Он говорил вполне разборчиво, а язык напоминал датский. Скандинавские поселенцы обосновались на островах вблизи Шотландии еще во времена викингов, большинство этих мест так и осталось под властью норвежской короны, а потомки поселенцев продолжали говорить на западном диалекте языка предков, употребляя его наравне с гэльским[6]
.— Мы в беде, — объяснила Эйян. — Ты сможешь нам помочь?
— Смогу, коли захочу, — проревел он в ответ, с легкостью перекрыв грохот бури. — Но что получу я за это? Есть кто еще на борту?
— Да.
Тауно приподнял крышку ближайшего люка и громко крикнул, вызывая дремавших в трюме Нильса и Ингеборг. Перепуганная парочка тут же поднялась на палубу. Увидев неожиданного гостя, они замерли, затаили дыхание и невольно взялись за руки.
Оборотень взглянул на Ингеборг и больше не спускал с нее глаз. Медленно ступая, он двинулся к женщине. Нильс и Ингеборг и так едва держались на ногах из-за качки, а теперь ноги у Ингеборг стали подкашиваться от страха. Юноша напрягся, когда волосатые пальца оборотня с похожими на когти ногтями коснулись побледневшей щеки женщины. Оборотень желал ее…
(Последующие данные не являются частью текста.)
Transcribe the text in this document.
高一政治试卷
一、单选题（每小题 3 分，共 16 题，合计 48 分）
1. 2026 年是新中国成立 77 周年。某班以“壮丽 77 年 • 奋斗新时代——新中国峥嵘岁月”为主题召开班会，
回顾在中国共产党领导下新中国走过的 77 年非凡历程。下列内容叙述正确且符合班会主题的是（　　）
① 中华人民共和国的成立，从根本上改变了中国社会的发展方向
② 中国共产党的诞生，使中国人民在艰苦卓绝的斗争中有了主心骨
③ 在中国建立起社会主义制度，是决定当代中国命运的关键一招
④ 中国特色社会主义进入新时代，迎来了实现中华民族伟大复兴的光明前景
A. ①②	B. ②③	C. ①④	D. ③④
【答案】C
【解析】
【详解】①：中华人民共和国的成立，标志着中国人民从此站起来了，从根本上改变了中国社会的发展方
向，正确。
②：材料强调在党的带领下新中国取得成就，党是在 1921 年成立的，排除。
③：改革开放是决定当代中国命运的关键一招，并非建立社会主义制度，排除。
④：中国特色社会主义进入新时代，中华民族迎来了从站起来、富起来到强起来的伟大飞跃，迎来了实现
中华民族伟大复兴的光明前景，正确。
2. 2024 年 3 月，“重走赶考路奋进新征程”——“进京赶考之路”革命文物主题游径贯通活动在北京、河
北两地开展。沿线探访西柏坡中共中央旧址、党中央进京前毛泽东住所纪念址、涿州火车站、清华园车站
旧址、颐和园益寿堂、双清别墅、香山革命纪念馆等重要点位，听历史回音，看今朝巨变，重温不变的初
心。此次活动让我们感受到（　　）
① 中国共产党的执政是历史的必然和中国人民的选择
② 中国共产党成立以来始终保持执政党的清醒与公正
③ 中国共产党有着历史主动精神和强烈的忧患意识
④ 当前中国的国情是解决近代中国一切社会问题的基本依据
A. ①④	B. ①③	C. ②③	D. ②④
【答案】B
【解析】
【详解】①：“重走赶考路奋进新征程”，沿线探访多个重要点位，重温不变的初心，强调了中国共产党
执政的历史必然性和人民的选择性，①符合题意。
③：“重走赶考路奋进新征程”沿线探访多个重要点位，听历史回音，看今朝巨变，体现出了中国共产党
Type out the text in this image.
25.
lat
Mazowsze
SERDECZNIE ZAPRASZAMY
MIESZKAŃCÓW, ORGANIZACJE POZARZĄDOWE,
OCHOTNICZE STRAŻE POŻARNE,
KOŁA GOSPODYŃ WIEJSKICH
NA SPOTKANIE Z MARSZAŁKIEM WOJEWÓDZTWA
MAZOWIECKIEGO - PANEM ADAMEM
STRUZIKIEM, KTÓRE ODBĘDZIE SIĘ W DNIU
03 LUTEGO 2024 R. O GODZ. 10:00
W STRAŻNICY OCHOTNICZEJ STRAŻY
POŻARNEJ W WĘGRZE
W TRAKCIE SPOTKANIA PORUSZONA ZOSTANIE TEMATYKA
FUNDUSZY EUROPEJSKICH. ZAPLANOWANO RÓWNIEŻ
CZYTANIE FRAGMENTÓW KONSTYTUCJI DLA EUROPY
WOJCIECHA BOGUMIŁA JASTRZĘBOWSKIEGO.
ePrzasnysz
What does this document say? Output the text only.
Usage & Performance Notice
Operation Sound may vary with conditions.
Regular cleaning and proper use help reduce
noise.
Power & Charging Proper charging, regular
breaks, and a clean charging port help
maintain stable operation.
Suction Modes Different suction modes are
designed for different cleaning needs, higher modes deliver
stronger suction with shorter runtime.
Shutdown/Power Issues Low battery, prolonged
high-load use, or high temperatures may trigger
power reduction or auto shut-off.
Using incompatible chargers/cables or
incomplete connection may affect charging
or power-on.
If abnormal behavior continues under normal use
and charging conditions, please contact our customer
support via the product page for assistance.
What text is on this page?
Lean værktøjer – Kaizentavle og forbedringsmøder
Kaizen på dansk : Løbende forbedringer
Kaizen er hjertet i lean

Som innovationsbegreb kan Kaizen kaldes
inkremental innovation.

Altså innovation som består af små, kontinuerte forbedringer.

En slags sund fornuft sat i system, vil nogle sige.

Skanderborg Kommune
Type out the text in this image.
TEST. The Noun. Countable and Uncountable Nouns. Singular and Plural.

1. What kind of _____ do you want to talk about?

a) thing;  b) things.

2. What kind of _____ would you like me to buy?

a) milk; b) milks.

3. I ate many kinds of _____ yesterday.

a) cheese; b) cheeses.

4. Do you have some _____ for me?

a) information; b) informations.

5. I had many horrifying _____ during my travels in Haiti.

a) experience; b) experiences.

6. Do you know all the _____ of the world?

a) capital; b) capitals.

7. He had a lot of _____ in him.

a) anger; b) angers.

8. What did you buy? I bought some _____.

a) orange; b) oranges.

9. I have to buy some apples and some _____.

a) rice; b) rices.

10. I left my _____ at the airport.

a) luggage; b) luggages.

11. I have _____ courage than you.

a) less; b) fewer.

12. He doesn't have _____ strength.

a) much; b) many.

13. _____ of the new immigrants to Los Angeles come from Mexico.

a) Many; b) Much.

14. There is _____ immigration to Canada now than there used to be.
Но он был нежен и лишь слегка приласкал ее. Глаза его не отрывались от глаз Ингеборг, а губы слегка дрогнули от застенчивости. Оборотень повернулся к водяным:
— Хорошо. Я помогу вам — ради нее. А вы трое благодарите ее. Разве я позволю ей утонуть?
Хоо, как представился человек-тюлень, поведал им, что живет на острове Сула-Сгейр, что к западу от Оркнейских островов. Из его племени почти никого не осталось — возможно, он последний. Так оно, скорее всего, и было, потому что в Лири никто никогда не слышал о соплеменниках Хоо. Люди с глубокой древности возненавидели селкаев — тюленей-оборотней — и нещадно на них охотились. Хоо полагал, что причиной людской ненависти стали набеги селкаев на рыбацкие сети — в этом они походили на обычных тюленей, зато потрошили сети с человеческой ловкостью и при этом безжалостно их портили. Но он не мог утверждать этого наверняка, потому что с раннего детства рос в одиночестве, а о матери у него сохранились лишь смутные воспоминания да мелодии песен, которыми она его убаюкивала. Однажды приплыли люди на лодке, загнали мать в узкий залив и изрубили на куски, ему же удалось спастись. Хоо вспомнил, что эти люди возносили хвалу Одину, и коли так, то произошло это и в самом деле очень давно.